Last week, at least 500 sub-Saharan migrants were transferred across Tunisia, after being pushed into a dangerous no-man’s-land on the Libyan border, where they were trapped for a week, without access to basic necessities, according to the Associated Press (AP).
The group was driven out earlier this month, amid a spike in anti-migrant and racism-fuelled tensions, linked to a killing in the Tunisian port city of Sfax. The city remains a hub for traffickers organising risky, and often deadly boat journeys across the Mediterranean to Italy.
One such boat sank on Sunday, off the Tunisian coast. Coast Guard officers retrieved one body, rescued 11 people, and declared 10 others missing, the Sfax prosecutor’s office said.

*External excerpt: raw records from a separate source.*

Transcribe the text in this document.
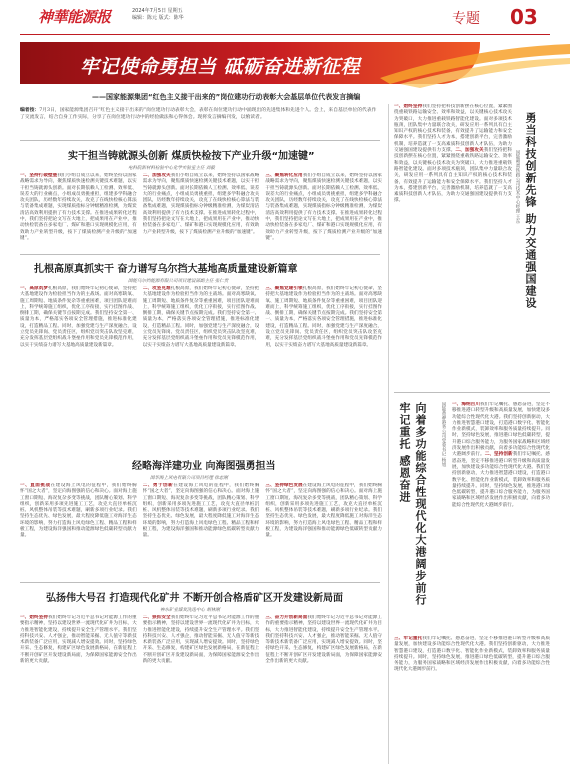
神華能源报	2024年7月5日 星期五
编辑：陈元 版式：陈华	专题 03
牢记使命勇担当 砥砺奋进新征程
——国家能源集团“红色主义接干出来的”岗位建功行动表彰大会基层单位代表发言摘编
编者按：7月3日，国家能源集团召开“红色主义接干出来的”岗位建功行动表彰大会，表彰在岗位建功行动中涌现出的先进集体和先进个人。会上，来自基层单位的代表作了交流发言，结合自身工作实际，分享了在岗位建功行动中的经验做法和心得体会。现将发言摘编刊发，以飨读者。
实干担当铸就源头创新 煤质快检按下产业升级“加速键”
电科院新材料检验中心化学实验室主任 刘毅
一、坚持打破壁垒我们小组自成立以来，始终坚持以国家战略需求为导向，聚焦煤质快速检测关键技术难题，以实干担当铸就源头创新。面对长期依赖人工检测、效率低、误差大的行业痛点，小组成员勇挑重担，组建多学科融合攻关团队，历经数年持续攻关，攻克了在线快检核心算法与装备集成难题，实现煤质指标分钟级精准检测，为煤炭清洁高效利用提供了有力技术支撑。在推进成果转化过程中，我们坚持把论文写在大地上，把成果用在产业中，推动快检装备在多家电厂、煤矿和港口实现规模化应用，有效助力产业转型升级，按下了煤质检测产业升级的“加速键”。
二、加强攻关我们小组自成立以来，始终坚持以国家战略需求为导向，聚焦煤质快速检测关键技术难题，以实干担当铸就源头创新。面对长期依赖人工检测、效率低、误差大的行业痛点，小组成员勇挑重担，组建多学科融合攻关团队，历经数年持续攻关，攻克了在线快检核心算法与装备集成难题，实现煤质指标分钟级精准检测，为煤炭清洁高效利用提供了有力技术支撑。在推进成果转化过程中，我们坚持把论文写在大地上，把成果用在产业中，推动快检装备在多家电厂、煤矿和港口实现规模化应用，有效助力产业转型升级，按下了煤质检测产业升级的“加速键”。
三、聚焦转化应用我们小组自成立以来，始终坚持以国家战略需求为导向，聚焦煤质快速检测关键技术难题，以实干担当铸就源头创新。面对长期依赖人工检测、效率低、误差大的行业痛点，小组成员勇挑重担，组建多学科融合攻关团队，历经数年持续攻关，攻克了在线快检核心算法与装备集成难题，实现煤质指标分钟级精准检测，为煤炭清洁高效利用提供了有力技术支撑。在推进成果转化过程中，我们坚持把论文写在大地上，把成果用在产业中，推动快检装备在多家电厂、煤矿和港口实现规模化应用，有效助力产业转型升级，按下了煤质检测产业升级的“加速键”。
扎根高原真抓实干 奋力谱写乌尔挡大基地高质量建设新篇章
国能乌尔挡能源有限公司项目建设部副主任 张仁贵
一、高原筑梦扎根高原，我们始终牢记初心使命，坚持把大基地建设作为检验担当作为的主战场。面对高寒缺氧、施工周期短、地质条件复杂等重重困难，项目团队迎难而上，科学统筹施工组织，优化工序衔接，实行挂图作战、倒排工期，确保关键节点按期完成。我们坚持安全第一、质量为本，严格落实各项安全管理措施，推进标准化建设，打造精品工程。同时，加强党建与生产深度融合，设立党员先锋岗、党员责任区，组织党员突击队攻坚克难，充分发挥基层党组织战斗堡垒作用和党员先锋模范作用，以实干实绩奋力谱写大基地高质量建设新篇章。
二、攻坚克难扎根高原，我们始终牢记初心使命，坚持把大基地建设作为检验担当作为的主战场。面对高寒缺氧、施工周期短、地质条件复杂等重重困难，项目团队迎难而上，科学统筹施工组织，优化工序衔接，实行挂图作战、倒排工期，确保关键节点按期完成。我们坚持安全第一、质量为本，严格落实各项安全管理措施，推进标准化建设，打造精品工程。同时，加强党建与生产深度融合，设立党员先锋岗、党员责任区，组织党员突击队攻坚克难，充分发挥基层党组织战斗堡垒作用和党员先锋模范作用，以实干实绩奋力谱写大基地高质量建设新篇章。
三、聚焦党建引领扎根高原，我们始终牢记初心使命，坚持把大基地建设作为检验担当作为的主战场。面对高寒缺氧、施工周期短、地质条件复杂等重重困难，项目团队迎难而上，科学统筹施工组织，优化工序衔接，实行挂图作战、倒排工期，确保关键节点按期完成。我们坚持安全第一、质量为本，严格落实各项安全管理措施，推进标准化建设，打造精品工程。同时，加强党建与生产深度融合，设立党员先锋岗、党员责任区，组织党员突击队攻坚克难，充分发挥基层党组织战斗堡垒作用和党员先锋模范作用，以实干实绩奋力谱写大基地高质量建设新篇章。
经略海洋建功业 向海图强勇担当
国华海上风电有限公司项目经理 徐志刚
一、直面挑战在建设海上风电的征程中，我们始终胸怀“国之大者”，坚定向海图强的信心和决心。面对海上施工窗口期短、海况复杂多变等挑战，团队精心策划、科学组织，创新采用多项先进施工工艺，攻克大直径单桩沉桩、风机整体吊装等技术难题，刷新多项行业纪录。我们坚持生态优先、绿色发展，最大程度降低施工对海洋生态环境的影响，努力打造海上风电绿色工程、精品工程和样板工程，为建设海洋强国和推动能源绿色低碳转型贡献力量。
二、勇于创新在建设海上风电的征程中，我们始终胸怀“国之大者”，坚定向海图强的信心和决心。面对海上施工窗口期短、海况复杂多变等挑战，团队精心策划、科学组织，创新采用多项先进施工工艺，攻克大直径单桩沉桩、风机整体吊装等技术难题，刷新多项行业纪录。我们坚持生态优先、绿色发展，最大程度降低施工对海洋生态环境的影响，努力打造海上风电绿色工程、精品工程和样板工程，为建设海洋强国和推动能源绿色低碳转型贡献力量。
三、坚持绿色发展在建设海上风电的征程中，我们始终胸怀“国之大者”，坚定向海图强的信心和决心。面对海上施工窗口期短、海况复杂多变等挑战，团队精心策划、科学组织，创新采用多项先进施工工艺，攻克大直径单桩沉桩、风机整体吊装等技术难题，刷新多项行业纪录。我们坚持生态优先、绿色发展，最大程度降低施工对海洋生态环境的影响，努力打造海上风电绿色工程、精品工程和样板工程，为建设海洋强国和推动能源绿色低碳转型贡献力量。
弘扬伟大号召 打造现代化矿井 不断开创合格盾矿区开发建设新局面
神东矿业煤炭洗选中心 胡林刚
一、始终坚持我们始终牢记习近平总书记对能源工作的重要指示精神，坚持以建设世界一流现代化矿井为目标，大力推进智能化建设，持续提升安全生产管理水平。我们坚持科技兴安、人才强企，推动智能采掘、无人值守等新技术新装备广泛应用，实现减人增安提效。同时，坚持绿色开采、生态修复，构建矿区绿色发展新格局，在新征程上不断开创矿区开发建设新局面，为保障国家能源安全作出新的更大贡献。
二、狠抓安全我们始终牢记习近平总书记对能源工作的重要指示精神，坚持以建设世界一流现代化矿井为目标，大力推进智能化建设，持续提升安全生产管理水平。我们坚持科技兴安、人才强企，推动智能采掘、无人值守等新技术新装备广泛应用，实现减人增安提效。同时，坚持绿色开采、生态修复，构建矿区绿色发展新格局，在新征程上不断开创矿区开发建设新局面，为保障国家能源安全作出新的更大贡献。
三、奋力开创新局面我们始终牢记习近平总书记对能源工作的重要指示精神，坚持以建设世界一流现代化矿井为目标，大力推进智能化建设，持续提升安全生产管理水平。我们坚持科技兴安、人才强企，推动智能采掘、无人值守等新技术新装备广泛应用，实现减人增安提效。同时，坚持绿色开采、生态修复，构建矿区绿色发展新格局，在新征程上不断开创矿区开发建设新局面，为保障国家能源安全作出新的更大贡献。
一、始终坚持我们坚持把科技创新摆在核心位置，紧紧围绕重载铁路运输安全、效率和效益，以关键核心技术攻关为突破口，大力推进重载铁路智能化建设。面对多项技术瓶颈，团队集中力量联合攻关，研发应用一系列具有自主知识产权的核心技术和装备，有效提升了运输能力和安全保障水平。我们坚持人才为本，搭建创新平台，完善激励机制，培养造就了一支高素质科技创新人才队伍，为助力交通强国建设提供有力支撑。二、加强攻关我们坚持把科技创新摆在核心位置，紧紧围绕重载铁路运输安全、效率和效益，以关键核心技术攻关为突破口，大力推进重载铁路智能化建设。面对多项技术瓶颈，团队集中力量联合攻关，研发应用一系列具有自主知识产权的核心技术和装备，有效提升了运输能力和安全保障水平。我们坚持人才为本，搭建创新平台，完善激励机制，培养造就了一支高素质科技创新人才队伍，为助力交通强国建设提供有力支撑。	勇当科技创新先锋 助力交通强国建设
国能朔黄铁路公司技术中心经理 王东
向着多功能综合性现代化大港阔步前行 牢记重托 感恩奋进	国能黄骅港务公司党委书记 杨旭 一、海纳百川我们牢记嘱托、感恩奋进，坚定不移推进港口转型升级和高质量发展，加快建设多功能综合性现代化大港。我们坚持创新驱动，大力推进智慧港口建设，打造港口数字化、智能化作业新模式，装卸效率和服务质量持续提升。同时，坚持绿色发展，推进港口绿色低碳转型，提升港口综合服务能力，为服务国家战略和区域经济发展作出积极贡献，向着多功能综合性现代化大港阔步前行。二、坚持创新我们牢记嘱托、感恩奋进，坚定不移推进港口转型升级和高质量发展，加快建设多功能综合性现代化大港。我们坚持创新驱动，大力推进智慧港口建设，打造港口数字化、智能化作业新模式，装卸效率和服务质量持续提升。同时，坚持绿色发展，推进港口绿色低碳转型，提升港口综合服务能力，为服务国家战略和区域经济发展作出积极贡献，向着多功能综合性现代化大港阔步前行。
三、牢记重托我们牢记嘱托、感恩奋进，坚定不移推进港口转型升级和高质量发展，加快建设多功能综合性现代化大港。我们坚持创新驱动，大力推进智慧港口建设，打造港口数字化、智能化作业新模式，装卸效率和服务质量持续提升。同时，坚持绿色发展，推进港口绿色低碳转型，提升港口综合服务能力，为服务国家战略和区域经济发展作出积极贡献，向着多功能综合性现代化大港阔步前行。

The fate of hundreds of migrants pushed into the border region drew concern from international humanitarian groups. It also raised questions about Tunisia’s migration policies, weeks after the European Union offered Tunisia’s increasingly authoritarian government $1 billion dollars to help its slumping economy — and to beef up border services to stop migrant boats from crossing to Europe.
A 29-year-old man from Ivory Coast said that uniformed men had taken migrants from their homes in Sfax, in the middle of the night in early July. They brought some 600 people to the border area between the Mediterranean, and the Tunisian-Libyan land border near Ben Guerdane.